To reduce demand for kroner and make the currency less valuable, Danmarks Nationalbank, the country’s central bank, said it was cutting the rate on certificates of deposit to minus-0.2 percent from minus-0.05 percent. That will discourage banks from parking excess funds at the central bank.
It is also cutting its lending rate to 0.05 percent from 0.2 percent.
“They’re trying to stem capital inflows by making kroner investments less attractive,” said Carl Hammer, chief currency strategist at SEB in Stockholm.
Normally, the Danish monetary authorities move only after the ECB takes action, he said, typically a few hours later.
“This is unusual,” Hammer added. “It shows nervousness over the new liquidity the European Central Bank will be creating and where that will go.”
News of the Danish central bank move sent the krone down to 7.434 to the euro from 7.430 earlier on Monday, its strongest level since the 2012 sovereign debt crisis.
The Danish central bank has long sought to peg the krone at 7.46038 to the euro, allowing it to trade in a 2.25 percent band to either side of that figure.
Because the ECB supports the peg and could intervene in the currency market if called upon, many economists say a clear distinction should be drawn between Denmark’s currency policy and that of Switzerland, a non-EU member.
Switzerland last week ended a program of trying to protect the franc by buying euros in large quantities, deciding that the euro had grown too weak for the policy to remain effective. The abrupt change caused the franc’s value to soar.
Monday’s move by the Danish central bank, simply adjusting interest rates, was a much less drastic action.

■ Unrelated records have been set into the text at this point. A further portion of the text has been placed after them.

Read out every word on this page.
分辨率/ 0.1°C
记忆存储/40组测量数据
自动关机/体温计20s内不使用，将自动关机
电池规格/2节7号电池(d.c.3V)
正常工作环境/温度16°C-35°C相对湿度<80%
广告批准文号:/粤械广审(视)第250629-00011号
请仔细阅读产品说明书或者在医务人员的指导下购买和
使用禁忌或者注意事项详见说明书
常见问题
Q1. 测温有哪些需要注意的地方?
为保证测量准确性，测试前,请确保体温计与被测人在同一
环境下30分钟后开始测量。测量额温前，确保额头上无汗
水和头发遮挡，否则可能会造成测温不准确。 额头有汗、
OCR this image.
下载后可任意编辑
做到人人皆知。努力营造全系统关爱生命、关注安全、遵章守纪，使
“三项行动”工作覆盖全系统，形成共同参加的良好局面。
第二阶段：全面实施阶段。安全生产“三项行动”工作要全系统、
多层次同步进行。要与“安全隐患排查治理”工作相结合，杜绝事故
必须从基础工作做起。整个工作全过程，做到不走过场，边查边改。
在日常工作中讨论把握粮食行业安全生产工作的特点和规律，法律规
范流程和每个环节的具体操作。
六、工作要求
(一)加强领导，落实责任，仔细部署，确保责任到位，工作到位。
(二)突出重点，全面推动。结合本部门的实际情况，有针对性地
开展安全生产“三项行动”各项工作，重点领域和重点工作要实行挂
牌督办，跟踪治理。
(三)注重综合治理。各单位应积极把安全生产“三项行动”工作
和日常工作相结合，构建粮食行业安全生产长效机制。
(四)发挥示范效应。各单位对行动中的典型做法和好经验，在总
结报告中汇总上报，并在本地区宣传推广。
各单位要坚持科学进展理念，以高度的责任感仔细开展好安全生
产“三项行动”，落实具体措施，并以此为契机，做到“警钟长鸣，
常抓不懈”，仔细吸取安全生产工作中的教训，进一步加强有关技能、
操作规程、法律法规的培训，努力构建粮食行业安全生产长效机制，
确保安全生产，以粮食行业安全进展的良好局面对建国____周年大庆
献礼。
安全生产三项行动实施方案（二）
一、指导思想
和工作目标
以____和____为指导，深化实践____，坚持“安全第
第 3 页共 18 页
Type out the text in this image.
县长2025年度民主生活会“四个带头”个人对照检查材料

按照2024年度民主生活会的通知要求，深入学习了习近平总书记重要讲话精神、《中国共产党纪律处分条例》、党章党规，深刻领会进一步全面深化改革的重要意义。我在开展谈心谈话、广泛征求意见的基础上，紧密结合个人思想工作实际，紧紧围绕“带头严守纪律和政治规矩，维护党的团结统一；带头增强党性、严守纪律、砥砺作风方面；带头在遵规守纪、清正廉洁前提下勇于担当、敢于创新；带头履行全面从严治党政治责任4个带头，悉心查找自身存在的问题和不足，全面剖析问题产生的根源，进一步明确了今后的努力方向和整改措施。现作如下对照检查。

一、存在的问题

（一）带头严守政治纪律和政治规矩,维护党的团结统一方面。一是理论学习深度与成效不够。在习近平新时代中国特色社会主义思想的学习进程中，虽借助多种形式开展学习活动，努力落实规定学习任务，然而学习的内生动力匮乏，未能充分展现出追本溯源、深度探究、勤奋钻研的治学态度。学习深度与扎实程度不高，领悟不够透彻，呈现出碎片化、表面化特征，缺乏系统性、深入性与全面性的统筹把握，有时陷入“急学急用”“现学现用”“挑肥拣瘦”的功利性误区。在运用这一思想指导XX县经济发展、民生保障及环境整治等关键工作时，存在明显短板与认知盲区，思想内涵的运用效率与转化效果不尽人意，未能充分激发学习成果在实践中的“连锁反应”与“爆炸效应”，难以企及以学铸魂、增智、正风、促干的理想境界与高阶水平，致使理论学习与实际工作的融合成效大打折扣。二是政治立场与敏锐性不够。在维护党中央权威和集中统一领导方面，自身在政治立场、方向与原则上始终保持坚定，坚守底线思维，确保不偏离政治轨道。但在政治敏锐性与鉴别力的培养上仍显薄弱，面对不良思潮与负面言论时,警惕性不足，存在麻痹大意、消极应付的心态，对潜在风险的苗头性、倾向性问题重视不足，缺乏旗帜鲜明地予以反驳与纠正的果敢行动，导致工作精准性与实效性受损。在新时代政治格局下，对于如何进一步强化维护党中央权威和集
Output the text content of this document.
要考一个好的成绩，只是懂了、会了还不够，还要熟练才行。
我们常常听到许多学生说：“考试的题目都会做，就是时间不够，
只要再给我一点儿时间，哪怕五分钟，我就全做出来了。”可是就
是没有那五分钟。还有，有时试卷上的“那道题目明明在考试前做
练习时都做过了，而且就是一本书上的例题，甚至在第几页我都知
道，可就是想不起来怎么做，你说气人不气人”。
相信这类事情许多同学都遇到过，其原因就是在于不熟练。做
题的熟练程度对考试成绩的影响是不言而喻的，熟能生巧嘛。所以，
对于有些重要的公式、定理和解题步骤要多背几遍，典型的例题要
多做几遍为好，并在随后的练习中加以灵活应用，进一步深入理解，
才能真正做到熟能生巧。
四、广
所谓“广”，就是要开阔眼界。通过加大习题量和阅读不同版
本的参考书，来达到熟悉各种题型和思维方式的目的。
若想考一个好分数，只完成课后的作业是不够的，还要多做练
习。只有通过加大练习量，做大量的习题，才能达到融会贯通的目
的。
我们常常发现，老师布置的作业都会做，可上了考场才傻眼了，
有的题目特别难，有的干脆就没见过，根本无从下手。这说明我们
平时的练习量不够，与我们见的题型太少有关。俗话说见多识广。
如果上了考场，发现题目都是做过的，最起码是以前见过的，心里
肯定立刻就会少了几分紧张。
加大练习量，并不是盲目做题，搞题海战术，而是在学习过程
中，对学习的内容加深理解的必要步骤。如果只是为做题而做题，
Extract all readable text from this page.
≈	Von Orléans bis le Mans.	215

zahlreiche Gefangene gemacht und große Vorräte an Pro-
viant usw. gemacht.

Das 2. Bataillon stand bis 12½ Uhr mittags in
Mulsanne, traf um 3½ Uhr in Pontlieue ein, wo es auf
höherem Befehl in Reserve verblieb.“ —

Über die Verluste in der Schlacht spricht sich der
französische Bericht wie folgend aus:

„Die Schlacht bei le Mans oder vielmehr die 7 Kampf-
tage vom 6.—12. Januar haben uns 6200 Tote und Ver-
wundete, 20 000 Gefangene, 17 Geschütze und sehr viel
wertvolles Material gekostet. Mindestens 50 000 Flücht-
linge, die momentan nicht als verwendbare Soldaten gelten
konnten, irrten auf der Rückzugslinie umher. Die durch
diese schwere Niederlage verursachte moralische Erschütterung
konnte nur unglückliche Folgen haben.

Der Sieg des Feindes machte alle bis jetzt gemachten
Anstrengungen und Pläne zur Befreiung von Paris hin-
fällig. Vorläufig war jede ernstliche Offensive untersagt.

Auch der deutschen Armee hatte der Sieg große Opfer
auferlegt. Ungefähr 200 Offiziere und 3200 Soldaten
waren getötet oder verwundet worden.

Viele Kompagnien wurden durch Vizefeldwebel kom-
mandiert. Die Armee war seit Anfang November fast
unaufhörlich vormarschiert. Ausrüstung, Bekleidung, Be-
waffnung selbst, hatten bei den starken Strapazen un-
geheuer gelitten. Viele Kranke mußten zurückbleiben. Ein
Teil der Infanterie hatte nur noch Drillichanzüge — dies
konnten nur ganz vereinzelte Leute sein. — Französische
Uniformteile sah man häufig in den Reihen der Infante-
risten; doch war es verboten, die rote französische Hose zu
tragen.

Danish central bank spokesman Karsten Biltoft brushed off any suggestion that Denmark’s peg to the euro was endangered, saying the governors had acted because the krone had become too strong.
“The question has come up in light of the Swiss move, but there’s no comparison between that case and the Danish case,” he said.
He added that Denmark had been pegging the currency to its European neighbors since 1982, when it adopted a link to the old German mark.
“It’s a paperless marriage with the euro,” he said.